その『なんつッ亭』を買収した人物というのが、かつて低価格の家系ラーメンをウリにして多店舗展開していた『せい家』創業者だという。この人も『せい家』を別企業に売却して、飲食業界に関わらない契約縛りの期間が明けてから早々に『なんつッ亭』を買収したという。なんか奇妙な話だね。その新生『なんつッ亭』最初の店舗が今月1日町田に開店したというので、定時退社日を利用し帰宅途中に行ってみる事にした。
JR町田駅から歩いて4,5分くらいかな。繁華街只中の好立地に店はあった。待ちはなかったのでそのまま入店。入口はガラス張りで奥に長い店内。店員は男2人と女2人。券売機はなく着席してから口頭で注文。明るく活気がありいかにも大手資本の飲食店という雰囲気ではある。また「うまいぜベイビー」の文字はあるものの、個性が強い創業店主を連想させるようなものは他になく目立たないようにしているのがわかる。客席は厨房前に一列のカウンター10席と2人がけテーブル席3卓と4人がけテーブル席1卓。先客5人後客8人くらいだったかな。
『らーめん』680円+『半ねぎまんま』270円=950円
筆頭基本のメニューを注文。好みとかは聞かれなかった。この時代に税込みで一杯600円台の値段設定とは驚きだ!
この値段設定で提供されたのがこんな美味そうな良い顔をした一杯なのだから、それだけで満足度が跳ね上がる。しかもあまり待たずに提供されたし。若い女子店員の接客も良いし。ここらへんがラーメン店経営者としての上手さなんだろうなー。
麺は低加水でザクザク食感の中細ストレート。具はきざみ青葱と茹でもやし、海苔1枚。そしてこんなに大きいだけではなく分厚いチャーシュー1枚がドーンと正面に配置されている。そして麺など全く見えないでたっぷりなみなみと注がれたスープ一面に、ケチらずマー油がたっぷりかかっている。しかも他の熊本ラーメン店の一杯とは一線を画すると言って良いマー油の魅力が感じられる濃厚スープ。家系で例えるなら濃厚さを増す進化をして横浜家系とはだいぶ違くなった東京家系ラーメンくらいに違う。売却した以上創業店主は惜しみなく手法を教えたのだろうから本来の店の味の再現度は高いと思う。これが一時代を築いた力量なのだろうね。ボリュームも正に「お値段以上」で、資本系に売り渡したと知り半分貶すつもりで入店してきたようなラオタ達を力でねじ伏せるみたいな一杯だった。スープこそ完飲は出来なかったが完食の大満足だ。

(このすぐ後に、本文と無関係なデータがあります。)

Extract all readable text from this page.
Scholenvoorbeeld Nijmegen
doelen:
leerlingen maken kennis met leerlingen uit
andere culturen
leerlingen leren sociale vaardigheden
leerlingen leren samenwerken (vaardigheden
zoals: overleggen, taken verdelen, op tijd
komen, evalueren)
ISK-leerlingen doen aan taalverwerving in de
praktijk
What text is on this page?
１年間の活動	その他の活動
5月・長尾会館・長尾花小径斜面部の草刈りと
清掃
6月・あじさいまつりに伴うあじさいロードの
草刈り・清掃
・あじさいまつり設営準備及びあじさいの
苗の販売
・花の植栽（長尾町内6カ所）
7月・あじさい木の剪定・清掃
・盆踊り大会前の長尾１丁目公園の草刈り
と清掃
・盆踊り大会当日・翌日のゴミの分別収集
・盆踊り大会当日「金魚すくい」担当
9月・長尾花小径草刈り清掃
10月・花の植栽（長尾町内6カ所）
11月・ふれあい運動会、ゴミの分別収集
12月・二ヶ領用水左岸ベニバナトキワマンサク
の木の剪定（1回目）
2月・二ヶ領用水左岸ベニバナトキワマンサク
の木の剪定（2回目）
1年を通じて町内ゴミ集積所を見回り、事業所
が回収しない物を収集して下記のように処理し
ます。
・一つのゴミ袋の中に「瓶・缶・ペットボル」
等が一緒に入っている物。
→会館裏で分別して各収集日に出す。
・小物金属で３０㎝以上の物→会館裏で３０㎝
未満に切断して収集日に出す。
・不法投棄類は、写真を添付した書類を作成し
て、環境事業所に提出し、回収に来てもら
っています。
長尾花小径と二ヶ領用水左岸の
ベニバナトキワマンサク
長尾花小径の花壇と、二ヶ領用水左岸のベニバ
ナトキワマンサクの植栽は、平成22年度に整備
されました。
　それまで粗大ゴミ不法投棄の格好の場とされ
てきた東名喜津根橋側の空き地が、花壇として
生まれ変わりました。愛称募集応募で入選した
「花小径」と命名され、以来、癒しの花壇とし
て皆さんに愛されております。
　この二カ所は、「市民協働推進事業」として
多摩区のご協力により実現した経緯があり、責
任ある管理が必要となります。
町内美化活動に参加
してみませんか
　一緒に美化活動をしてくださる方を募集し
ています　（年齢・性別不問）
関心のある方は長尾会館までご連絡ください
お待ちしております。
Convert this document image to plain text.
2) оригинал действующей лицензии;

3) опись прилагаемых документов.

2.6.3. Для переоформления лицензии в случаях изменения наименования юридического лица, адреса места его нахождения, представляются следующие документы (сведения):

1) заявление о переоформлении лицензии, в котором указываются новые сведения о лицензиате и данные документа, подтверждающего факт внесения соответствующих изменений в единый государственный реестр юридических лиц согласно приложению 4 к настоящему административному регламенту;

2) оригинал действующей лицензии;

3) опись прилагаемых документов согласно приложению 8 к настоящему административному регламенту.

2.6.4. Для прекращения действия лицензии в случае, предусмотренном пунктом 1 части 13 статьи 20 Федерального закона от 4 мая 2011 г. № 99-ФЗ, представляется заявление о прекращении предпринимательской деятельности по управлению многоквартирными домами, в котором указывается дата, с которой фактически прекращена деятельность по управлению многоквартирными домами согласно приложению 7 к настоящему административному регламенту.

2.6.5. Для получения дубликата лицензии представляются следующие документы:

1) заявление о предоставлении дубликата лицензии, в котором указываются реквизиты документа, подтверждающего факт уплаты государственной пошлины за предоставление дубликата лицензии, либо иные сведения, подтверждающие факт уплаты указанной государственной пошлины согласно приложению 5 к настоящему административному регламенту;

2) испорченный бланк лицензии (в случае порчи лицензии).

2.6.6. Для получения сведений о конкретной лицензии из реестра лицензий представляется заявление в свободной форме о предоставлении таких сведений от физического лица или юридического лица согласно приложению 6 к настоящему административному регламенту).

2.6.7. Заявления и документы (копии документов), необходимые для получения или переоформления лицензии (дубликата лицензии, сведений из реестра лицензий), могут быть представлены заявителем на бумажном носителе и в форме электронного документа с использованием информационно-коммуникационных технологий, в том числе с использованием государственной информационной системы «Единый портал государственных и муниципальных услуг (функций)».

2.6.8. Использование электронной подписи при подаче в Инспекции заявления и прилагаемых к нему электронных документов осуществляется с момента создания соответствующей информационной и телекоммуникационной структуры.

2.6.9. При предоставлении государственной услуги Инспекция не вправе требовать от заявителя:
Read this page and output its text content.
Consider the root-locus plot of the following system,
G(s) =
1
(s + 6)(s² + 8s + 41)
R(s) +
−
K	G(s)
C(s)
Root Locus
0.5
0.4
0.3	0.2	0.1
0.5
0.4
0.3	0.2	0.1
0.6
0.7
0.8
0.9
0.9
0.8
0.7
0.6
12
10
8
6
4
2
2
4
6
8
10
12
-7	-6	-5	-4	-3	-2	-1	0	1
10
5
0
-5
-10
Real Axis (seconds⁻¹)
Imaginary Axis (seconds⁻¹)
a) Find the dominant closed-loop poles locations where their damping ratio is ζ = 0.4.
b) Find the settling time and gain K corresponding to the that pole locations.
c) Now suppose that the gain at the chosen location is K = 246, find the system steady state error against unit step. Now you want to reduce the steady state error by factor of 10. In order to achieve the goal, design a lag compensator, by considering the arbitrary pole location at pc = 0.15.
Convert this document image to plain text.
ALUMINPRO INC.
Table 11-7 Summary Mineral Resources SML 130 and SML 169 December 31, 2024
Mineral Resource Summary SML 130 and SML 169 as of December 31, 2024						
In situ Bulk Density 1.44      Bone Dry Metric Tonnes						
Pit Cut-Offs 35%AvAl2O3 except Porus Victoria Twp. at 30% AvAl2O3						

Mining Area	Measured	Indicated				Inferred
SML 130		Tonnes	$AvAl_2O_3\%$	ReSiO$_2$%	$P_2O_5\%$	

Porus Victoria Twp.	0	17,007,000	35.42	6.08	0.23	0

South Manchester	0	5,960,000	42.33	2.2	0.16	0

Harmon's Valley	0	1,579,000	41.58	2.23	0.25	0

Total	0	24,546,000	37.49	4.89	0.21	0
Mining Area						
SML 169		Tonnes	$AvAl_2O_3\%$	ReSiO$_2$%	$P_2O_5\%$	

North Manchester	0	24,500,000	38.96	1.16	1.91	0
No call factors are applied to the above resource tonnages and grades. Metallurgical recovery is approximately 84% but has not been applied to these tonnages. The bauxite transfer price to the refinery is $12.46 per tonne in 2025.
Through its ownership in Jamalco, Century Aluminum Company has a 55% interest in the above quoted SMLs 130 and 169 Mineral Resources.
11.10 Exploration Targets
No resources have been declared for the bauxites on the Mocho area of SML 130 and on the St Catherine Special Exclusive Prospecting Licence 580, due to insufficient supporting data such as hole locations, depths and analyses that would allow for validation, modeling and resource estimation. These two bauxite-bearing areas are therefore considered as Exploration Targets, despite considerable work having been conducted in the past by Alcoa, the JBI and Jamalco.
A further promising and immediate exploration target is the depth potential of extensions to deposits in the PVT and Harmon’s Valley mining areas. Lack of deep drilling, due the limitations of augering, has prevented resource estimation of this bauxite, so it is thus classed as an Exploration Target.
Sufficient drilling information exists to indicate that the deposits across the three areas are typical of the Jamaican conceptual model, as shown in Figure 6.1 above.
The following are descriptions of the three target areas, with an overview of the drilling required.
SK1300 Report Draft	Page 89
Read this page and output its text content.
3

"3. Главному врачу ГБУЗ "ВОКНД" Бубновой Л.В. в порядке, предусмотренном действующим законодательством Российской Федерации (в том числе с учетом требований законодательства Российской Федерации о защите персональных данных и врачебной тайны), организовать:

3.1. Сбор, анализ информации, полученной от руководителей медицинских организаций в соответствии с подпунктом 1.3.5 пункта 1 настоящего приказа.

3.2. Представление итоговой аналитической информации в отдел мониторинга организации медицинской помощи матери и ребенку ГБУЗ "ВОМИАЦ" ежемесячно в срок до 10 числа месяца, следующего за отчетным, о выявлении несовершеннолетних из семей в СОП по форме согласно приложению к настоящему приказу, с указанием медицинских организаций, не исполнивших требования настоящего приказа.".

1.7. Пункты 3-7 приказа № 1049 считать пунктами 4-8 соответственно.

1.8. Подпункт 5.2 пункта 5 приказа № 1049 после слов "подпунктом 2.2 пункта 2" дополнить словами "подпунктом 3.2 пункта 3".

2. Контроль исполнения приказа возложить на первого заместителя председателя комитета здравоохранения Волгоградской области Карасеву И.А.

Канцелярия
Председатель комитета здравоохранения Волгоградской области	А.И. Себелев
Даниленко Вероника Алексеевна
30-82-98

サイドメニューのご飯物。ハーフサイズがあるのが良いね。チャーシューも少し入ってる。酷暑の影響で葱の価格高騰のニュースを聞いた事もありありがたくいただいた。最後はマー油たっぷりスープをかけて美味しく完食した。
M&Aも良し悪しあるのだと思うけど、今回のケースのように、価格も品質も安定し、店も明るく入り易く接客も向上したので、多くの客からすれば「むしろこっちの方がありがたい」と思うはずだ。少なくともラーメンへの情熱を保てなくなった店主が廃業の道を選択するより全然良い。5年後に20店舗展開を目指しているとか。いずれ『丸亀製麺』クラスになれたりするかも?電子マネーで支払いを済ませ大満足で退店し家路についた。